Nosotros, sacerdotes, más que cualquier otro, estamos expuestos al peligro de sacrificar lo importante por lo urgente. La oración, la preparación de la homilía o de la misa, el estudio y la formación, son cosas importantes, pero no urgentes; si se aplazan, en apariencia, no se hunde el mundo, mientras que hay muchas cosas pequeñas –un encuentro, una llamada por teléfono, un trabajito material– que son urgentes. De este modo, se acaba aplazando sistemáticamente lo importante a un «después» que nunca llega.
Para un sacerdote, poner en primer lugar en el vaso las grandes piedras puede significar concretamente comenzar la jornada con un tiempo de oración y de diálogo con Dios, de manera que las actividades y los diferentes compromisos no acaben ocupando todo el espacio.
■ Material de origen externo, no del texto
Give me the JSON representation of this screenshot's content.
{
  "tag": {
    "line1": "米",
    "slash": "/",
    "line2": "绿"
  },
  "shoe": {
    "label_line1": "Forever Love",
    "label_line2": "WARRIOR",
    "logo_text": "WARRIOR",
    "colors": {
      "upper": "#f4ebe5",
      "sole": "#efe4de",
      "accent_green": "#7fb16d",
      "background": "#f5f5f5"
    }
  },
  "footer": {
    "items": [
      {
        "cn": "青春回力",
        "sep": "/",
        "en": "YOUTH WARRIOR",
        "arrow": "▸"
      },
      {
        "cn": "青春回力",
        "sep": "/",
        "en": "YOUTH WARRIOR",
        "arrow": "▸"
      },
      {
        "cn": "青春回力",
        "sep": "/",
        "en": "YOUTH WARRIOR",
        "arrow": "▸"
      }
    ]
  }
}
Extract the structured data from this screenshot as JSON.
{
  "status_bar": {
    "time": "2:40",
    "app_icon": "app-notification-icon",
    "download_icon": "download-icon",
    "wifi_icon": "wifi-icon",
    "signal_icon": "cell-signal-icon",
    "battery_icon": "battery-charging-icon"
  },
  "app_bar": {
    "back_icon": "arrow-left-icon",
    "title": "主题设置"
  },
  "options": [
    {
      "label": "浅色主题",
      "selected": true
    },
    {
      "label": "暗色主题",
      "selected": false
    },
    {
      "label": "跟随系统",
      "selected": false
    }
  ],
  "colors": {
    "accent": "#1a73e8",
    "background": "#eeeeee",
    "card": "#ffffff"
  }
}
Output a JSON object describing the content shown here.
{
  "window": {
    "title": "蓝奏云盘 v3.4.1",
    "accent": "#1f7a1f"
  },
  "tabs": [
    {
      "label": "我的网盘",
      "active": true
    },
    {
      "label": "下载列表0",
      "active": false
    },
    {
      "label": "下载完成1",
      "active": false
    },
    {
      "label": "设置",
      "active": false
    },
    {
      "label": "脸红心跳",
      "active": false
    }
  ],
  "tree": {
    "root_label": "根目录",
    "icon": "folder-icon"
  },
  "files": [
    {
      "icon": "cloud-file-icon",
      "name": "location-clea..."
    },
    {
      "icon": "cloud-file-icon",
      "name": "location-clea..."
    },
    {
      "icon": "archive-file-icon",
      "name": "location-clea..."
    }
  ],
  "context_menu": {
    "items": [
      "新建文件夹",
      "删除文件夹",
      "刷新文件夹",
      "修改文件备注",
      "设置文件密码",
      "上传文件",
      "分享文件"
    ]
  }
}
Concluyo con una oración del abad Chautard que se encuentra en el programa de estas meditaciones: «Oh Dios, dad a la Iglesia muchos apóstoles, pero suscitad en su corazón una sed ardiente de intimidad con Vos y, al mismo tiempo, un deseo de trabajar por el bien del prójimo. Dad a todos una actividad contemplativa y una contemplación activa». ¡Así sea!